1. _Why can't I nest sections into other sections?_ This was not the easiest design choice. One of the most important requirements when writing PyConfig was that it should support INI files, and those only really support 1 level of nesting. In the end, even though this question is asked fairly often, there are barely any use cases for deeper nesting in configs. And in the few such use cases I've seen, the problem could be elegantly solved by using more than one `Config` subclass in the application.
2. _Why can't I have entries directly in the `Config` subclass? Why must all entries be in a section?_ Firstly, it would add more complexity to the implementation. Secondly, INI doesn't allow entries without sections. Thirdly, this isn't much of an issue, really. You can always just add a `general` section to your config.

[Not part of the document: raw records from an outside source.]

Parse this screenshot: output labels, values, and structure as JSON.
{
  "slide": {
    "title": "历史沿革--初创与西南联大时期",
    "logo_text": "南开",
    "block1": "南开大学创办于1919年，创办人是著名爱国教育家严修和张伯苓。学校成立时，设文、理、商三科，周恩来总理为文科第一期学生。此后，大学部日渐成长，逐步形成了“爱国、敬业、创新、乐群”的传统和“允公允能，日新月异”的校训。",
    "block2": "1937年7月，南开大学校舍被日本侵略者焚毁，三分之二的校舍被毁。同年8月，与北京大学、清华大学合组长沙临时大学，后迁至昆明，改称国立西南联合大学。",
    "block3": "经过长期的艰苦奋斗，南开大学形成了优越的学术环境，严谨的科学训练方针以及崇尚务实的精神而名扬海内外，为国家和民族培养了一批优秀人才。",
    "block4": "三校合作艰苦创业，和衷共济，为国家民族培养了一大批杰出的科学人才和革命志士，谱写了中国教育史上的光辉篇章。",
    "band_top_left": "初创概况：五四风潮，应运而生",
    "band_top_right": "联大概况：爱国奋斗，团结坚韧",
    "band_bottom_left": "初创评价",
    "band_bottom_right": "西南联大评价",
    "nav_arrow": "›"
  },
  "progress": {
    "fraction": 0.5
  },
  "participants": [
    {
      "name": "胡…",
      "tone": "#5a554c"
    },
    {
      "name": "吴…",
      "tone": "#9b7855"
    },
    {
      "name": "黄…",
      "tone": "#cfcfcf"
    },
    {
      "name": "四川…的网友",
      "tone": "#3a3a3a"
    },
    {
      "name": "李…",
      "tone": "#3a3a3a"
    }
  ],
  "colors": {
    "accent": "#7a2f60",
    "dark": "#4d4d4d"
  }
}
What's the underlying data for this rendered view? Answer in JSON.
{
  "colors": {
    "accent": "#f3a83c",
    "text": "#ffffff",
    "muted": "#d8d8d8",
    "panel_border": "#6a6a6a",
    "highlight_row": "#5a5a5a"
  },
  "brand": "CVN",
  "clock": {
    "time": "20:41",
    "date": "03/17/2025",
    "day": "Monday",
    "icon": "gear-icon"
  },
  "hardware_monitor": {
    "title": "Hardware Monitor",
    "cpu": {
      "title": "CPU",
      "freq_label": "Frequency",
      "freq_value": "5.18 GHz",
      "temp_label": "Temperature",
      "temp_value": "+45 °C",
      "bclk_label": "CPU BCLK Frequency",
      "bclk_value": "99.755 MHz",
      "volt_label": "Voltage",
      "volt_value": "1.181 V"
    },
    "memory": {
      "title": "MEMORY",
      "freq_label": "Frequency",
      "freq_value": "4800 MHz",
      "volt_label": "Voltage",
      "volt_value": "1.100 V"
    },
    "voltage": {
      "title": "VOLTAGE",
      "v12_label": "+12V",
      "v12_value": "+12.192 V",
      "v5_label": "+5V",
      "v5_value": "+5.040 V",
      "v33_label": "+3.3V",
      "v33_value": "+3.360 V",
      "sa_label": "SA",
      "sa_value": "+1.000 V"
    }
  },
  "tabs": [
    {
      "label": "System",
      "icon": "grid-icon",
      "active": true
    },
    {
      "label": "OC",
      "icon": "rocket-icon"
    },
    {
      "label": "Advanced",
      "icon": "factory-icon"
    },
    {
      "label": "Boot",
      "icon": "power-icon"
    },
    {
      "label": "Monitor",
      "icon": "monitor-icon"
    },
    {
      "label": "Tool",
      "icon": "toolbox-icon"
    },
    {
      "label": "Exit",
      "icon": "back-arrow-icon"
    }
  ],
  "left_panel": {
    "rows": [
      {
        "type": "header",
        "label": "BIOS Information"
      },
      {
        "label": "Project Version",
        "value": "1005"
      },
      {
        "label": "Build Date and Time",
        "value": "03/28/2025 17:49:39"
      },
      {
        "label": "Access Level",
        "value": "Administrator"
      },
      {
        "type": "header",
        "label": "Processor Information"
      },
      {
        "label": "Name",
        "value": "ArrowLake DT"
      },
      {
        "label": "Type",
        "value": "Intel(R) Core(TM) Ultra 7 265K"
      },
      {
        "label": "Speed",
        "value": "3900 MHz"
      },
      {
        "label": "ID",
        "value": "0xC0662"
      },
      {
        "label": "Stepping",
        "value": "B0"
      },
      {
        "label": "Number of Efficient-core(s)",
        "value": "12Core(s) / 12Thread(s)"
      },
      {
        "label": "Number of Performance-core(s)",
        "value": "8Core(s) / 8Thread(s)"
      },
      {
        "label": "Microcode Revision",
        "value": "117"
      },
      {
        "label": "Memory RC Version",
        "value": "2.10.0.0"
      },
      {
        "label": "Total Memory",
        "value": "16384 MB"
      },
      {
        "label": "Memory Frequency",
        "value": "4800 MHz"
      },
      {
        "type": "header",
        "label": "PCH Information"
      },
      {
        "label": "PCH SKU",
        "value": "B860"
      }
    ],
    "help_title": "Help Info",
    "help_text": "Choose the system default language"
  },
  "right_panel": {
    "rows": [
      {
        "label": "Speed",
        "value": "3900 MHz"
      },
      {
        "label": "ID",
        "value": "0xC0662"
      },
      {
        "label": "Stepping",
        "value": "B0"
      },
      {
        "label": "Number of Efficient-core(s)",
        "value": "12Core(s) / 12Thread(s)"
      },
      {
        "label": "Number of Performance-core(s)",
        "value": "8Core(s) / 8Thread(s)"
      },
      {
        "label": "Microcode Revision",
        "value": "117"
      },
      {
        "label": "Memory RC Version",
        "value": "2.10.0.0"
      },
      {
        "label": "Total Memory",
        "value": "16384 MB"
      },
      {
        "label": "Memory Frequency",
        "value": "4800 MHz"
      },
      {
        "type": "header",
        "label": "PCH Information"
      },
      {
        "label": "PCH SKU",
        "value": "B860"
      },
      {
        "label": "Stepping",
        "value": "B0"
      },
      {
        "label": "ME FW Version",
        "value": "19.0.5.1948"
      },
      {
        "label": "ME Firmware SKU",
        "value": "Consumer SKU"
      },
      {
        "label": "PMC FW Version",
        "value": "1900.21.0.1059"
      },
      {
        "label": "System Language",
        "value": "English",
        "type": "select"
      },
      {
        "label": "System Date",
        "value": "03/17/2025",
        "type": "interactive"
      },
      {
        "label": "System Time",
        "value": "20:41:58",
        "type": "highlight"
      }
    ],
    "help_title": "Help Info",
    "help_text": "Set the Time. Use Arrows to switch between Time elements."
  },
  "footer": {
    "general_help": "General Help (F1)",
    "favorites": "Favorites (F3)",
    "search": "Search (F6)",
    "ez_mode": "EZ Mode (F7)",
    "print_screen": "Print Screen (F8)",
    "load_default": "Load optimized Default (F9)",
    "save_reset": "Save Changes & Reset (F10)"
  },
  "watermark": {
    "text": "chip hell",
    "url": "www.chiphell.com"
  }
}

3. _Why aren't dictionaries supported as types for section-entries?_ INI. The answer is almost always INI. I've chosen to support the iterable types `tuple` and `frozenset` because it's so common and natural to interpret comma-separated values as sequences, and these types are increadibly helpful in configurations. Moreover, I'd already seen several projects where configuration values were being transformed into sequences via comma-separation, except that developers had to parse those strings themselves, without any help from `configparser`. But there's nothing as simple, elegant and commonplace for dictionaries. Gladly, there's also almost no demand for dictionaries as section-entries.
4. _Regarding the standard naming for environment variables: What happens if I have a section called `foo__bar` with an entry called `baz`, and also a section called `foo` with an entry called `bar__baz`?_ Honestly, I haven't thought about it. Bad things, probably.
5. _Are all these questions really frequently asked, or are you making them up as you go?_ Yes.